Dr. Kavita Patel, a former White House Health Policy Director, underscores this failure in a recent interview, pointing out that the American system is not built around health but illness. People only see doctors when they are sick, and the system is geared toward responding to these crises rather than preventing them. In contrast, nations with more progressive healthcare models invest heavily in preventative care, keeping their populations healthier and reducing the overall cost of care.

The solution to this crisis is painfully obvious but politically elusive: a single-payer, nonprofit system. Single-payer healthcare is not a radical idea; it’s a proven model that works worldwide. By pooling resources into a single risk pool, a universal healthcare system would eliminate the profit motives that currently drive up costs and degrade care quality. It would prevent insurance companies from cherry-picking who they want to cover, ensuring everyone gets the care they need, regardless of their income or pre-existing conditions.

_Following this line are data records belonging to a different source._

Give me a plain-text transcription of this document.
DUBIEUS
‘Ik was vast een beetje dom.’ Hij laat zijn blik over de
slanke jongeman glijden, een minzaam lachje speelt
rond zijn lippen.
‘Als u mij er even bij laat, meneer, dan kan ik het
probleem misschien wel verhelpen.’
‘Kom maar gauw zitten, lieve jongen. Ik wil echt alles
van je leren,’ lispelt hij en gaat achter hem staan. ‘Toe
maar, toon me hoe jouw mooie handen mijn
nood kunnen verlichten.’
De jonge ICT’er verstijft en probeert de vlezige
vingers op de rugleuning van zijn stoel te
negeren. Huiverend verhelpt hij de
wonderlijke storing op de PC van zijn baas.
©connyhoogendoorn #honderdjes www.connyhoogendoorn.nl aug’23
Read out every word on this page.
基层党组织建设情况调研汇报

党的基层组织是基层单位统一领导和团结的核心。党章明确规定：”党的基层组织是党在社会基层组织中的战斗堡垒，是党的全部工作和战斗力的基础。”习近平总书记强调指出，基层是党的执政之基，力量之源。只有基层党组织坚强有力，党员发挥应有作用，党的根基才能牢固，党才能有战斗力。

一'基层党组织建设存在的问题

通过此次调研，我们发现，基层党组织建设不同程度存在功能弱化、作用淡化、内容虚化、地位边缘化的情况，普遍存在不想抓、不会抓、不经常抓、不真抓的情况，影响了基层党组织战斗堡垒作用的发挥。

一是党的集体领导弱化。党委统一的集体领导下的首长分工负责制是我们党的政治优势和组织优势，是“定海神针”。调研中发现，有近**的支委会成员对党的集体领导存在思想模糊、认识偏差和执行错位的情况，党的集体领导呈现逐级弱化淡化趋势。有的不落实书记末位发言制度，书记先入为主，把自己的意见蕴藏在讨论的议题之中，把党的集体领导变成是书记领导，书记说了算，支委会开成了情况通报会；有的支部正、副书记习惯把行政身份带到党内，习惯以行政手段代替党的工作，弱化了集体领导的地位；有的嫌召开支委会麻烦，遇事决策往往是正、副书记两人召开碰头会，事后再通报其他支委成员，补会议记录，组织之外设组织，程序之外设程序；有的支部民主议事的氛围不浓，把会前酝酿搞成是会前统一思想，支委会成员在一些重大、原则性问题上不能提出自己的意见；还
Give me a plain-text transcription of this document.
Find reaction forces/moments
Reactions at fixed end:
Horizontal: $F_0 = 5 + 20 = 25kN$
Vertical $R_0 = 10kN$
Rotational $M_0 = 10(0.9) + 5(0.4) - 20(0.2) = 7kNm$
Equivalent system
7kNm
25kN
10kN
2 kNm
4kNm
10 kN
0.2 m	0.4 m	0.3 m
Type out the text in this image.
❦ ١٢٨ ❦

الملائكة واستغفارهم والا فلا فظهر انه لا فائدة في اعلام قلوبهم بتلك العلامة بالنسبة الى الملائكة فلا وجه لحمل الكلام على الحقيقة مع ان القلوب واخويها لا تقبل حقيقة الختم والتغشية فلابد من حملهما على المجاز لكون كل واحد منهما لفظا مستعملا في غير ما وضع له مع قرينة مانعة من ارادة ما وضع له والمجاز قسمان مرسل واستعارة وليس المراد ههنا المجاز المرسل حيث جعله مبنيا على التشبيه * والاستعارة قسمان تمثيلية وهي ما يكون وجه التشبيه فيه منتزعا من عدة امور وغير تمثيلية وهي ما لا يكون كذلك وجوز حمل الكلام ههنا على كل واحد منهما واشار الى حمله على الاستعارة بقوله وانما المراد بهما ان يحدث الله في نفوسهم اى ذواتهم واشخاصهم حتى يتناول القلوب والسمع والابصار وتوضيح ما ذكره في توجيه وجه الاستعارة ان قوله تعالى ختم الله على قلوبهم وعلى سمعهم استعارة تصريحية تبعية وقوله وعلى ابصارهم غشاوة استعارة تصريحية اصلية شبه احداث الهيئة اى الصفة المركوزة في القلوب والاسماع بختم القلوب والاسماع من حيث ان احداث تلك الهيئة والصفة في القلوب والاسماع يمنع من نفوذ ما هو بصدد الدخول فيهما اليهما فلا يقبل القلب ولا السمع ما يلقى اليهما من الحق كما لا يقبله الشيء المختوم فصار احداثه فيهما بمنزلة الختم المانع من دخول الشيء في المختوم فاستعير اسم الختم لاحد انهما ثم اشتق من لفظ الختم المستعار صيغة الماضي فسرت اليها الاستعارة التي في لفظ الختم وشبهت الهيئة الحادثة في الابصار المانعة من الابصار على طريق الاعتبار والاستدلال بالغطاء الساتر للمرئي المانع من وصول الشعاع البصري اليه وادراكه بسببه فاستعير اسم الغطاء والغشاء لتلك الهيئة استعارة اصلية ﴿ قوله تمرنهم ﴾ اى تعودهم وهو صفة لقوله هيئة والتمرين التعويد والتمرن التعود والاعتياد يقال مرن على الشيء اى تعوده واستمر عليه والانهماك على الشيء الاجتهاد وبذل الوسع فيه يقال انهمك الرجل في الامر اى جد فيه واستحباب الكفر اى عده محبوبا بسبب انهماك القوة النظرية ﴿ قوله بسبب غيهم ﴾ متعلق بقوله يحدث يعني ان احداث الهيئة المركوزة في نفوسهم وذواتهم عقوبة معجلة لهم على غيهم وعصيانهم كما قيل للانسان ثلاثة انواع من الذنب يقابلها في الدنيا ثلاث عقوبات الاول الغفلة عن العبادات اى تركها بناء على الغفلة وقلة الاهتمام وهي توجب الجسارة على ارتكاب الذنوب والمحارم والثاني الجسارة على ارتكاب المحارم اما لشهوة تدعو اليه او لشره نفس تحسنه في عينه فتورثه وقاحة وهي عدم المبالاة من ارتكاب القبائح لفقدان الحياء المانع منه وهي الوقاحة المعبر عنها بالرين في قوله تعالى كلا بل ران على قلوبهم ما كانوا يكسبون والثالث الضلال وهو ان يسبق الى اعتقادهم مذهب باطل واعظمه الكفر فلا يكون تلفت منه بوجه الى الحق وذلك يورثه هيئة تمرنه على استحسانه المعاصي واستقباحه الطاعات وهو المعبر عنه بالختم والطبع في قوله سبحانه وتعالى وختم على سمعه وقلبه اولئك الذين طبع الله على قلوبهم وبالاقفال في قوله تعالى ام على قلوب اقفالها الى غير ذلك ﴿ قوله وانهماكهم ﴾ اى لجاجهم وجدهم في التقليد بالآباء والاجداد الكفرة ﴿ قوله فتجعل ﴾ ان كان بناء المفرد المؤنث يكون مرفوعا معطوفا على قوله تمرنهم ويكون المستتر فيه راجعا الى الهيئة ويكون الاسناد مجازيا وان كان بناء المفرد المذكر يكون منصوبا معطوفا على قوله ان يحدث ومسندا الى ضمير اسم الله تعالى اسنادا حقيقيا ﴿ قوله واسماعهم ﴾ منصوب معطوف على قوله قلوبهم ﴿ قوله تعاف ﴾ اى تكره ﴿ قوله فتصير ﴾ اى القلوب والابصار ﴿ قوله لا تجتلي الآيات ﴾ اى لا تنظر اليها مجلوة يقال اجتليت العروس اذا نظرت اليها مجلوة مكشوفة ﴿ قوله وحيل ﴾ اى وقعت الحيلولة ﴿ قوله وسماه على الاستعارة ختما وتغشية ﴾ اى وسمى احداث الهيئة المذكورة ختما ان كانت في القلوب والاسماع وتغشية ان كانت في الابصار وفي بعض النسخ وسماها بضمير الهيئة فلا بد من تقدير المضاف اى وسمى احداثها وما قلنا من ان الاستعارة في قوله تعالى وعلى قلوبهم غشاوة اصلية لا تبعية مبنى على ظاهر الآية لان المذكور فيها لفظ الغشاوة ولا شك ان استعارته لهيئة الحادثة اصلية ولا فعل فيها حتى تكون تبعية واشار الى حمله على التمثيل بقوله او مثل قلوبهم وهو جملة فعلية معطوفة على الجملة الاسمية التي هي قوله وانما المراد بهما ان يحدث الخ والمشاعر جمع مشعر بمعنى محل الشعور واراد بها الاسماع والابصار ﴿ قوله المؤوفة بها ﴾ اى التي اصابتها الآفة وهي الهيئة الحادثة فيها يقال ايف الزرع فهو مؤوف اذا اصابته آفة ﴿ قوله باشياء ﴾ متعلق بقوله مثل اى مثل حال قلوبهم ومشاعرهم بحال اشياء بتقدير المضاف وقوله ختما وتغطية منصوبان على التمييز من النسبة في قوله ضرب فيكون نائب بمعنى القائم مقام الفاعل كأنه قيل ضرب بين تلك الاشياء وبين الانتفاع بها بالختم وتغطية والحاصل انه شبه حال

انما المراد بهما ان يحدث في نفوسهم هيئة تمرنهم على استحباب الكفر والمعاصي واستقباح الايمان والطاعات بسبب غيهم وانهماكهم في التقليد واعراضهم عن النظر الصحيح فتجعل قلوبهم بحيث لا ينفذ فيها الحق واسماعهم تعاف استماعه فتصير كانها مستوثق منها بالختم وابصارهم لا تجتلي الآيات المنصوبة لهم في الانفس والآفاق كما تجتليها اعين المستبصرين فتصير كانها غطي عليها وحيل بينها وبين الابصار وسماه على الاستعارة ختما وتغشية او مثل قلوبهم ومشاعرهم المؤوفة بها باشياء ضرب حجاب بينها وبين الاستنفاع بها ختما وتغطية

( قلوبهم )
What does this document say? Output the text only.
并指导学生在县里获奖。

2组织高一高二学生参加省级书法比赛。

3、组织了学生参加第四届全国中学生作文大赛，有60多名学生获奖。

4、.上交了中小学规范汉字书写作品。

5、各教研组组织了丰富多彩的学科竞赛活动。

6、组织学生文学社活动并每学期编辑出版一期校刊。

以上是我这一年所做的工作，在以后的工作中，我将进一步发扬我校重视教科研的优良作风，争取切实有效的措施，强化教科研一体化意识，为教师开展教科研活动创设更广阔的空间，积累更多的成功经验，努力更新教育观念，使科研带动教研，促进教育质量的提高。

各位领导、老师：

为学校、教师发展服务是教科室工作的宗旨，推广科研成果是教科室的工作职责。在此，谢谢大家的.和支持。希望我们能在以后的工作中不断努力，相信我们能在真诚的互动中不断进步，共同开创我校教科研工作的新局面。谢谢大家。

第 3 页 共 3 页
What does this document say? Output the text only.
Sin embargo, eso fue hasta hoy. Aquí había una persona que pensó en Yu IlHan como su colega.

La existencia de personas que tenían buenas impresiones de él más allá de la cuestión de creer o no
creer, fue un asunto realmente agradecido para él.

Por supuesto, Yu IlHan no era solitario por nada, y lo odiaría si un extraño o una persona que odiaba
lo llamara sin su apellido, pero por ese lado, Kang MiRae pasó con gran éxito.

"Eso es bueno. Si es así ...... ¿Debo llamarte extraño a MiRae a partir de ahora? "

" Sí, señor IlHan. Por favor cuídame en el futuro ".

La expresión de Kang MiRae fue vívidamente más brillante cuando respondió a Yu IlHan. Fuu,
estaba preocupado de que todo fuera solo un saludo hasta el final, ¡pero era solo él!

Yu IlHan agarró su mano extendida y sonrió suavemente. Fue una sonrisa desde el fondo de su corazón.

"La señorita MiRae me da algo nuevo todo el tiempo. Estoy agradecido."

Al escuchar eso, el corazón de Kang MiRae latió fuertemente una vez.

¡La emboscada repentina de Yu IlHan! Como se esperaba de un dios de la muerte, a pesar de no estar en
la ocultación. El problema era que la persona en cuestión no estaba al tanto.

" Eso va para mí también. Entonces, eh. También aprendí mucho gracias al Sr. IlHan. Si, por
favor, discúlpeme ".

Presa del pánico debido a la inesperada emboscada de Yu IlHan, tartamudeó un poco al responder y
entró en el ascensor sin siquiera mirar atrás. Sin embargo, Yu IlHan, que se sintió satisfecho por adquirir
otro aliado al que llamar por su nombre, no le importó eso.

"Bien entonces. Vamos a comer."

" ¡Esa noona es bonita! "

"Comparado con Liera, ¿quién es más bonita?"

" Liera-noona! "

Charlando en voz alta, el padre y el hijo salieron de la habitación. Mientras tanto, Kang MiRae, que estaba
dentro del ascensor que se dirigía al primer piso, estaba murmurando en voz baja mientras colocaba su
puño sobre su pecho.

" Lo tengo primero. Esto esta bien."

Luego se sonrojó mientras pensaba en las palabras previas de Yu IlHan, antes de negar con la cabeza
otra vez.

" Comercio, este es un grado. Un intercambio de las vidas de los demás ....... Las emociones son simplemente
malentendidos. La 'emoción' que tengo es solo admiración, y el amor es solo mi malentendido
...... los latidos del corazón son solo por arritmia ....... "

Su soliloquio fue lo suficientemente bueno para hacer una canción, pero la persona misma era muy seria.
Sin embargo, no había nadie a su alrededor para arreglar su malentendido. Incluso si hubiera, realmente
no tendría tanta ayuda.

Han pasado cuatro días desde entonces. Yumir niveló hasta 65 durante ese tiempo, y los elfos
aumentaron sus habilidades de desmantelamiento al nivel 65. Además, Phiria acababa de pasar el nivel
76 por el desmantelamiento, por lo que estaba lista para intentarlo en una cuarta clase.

When profit is the guiding principle behind healthcare, decisions about patient care become distorted. A doctor may face pressure to recommend more expensive treatments, not because they are necessary, but because they generate more revenue. Consider dental care a microcosm: do you need that root canal, or could a filling suffice? In a profit-driven system, the patient’s health takes a backseat to financial considerations. This logic extends throughout the medical industry, from prescription drug pricing to hospital billing.

Political leaders must be held accountable for failing to reform this broken system. The Affordable Care Act (ACA), while a significant improvement over the status quo, is far from sufficient. Former President Donald Trump’s repeated attempts to dismantle the ACA without offering a meaningful replacement only highlighted how deeply entrenched the opposition to universal healthcare is in American politics. Yet, every attempt to strip Americans of their healthcare reminds the public of their precarious coverage, setting the stage for a broader demand for reform.

The U.S. healthcare crisis is not just a policy failure but a moral one. Every preventable death, every medical bankruptcy, and every person turned away from care is a testament to a system that prioritizes profits over people. A single-payer system is not just the most efficient solution—it’s the only ethical one. The time has come for Americans to demand it, loudly and clearly, from their elected officials. Until then, the U.S. will continue to rank last in healthcare, and the human cost will only grow.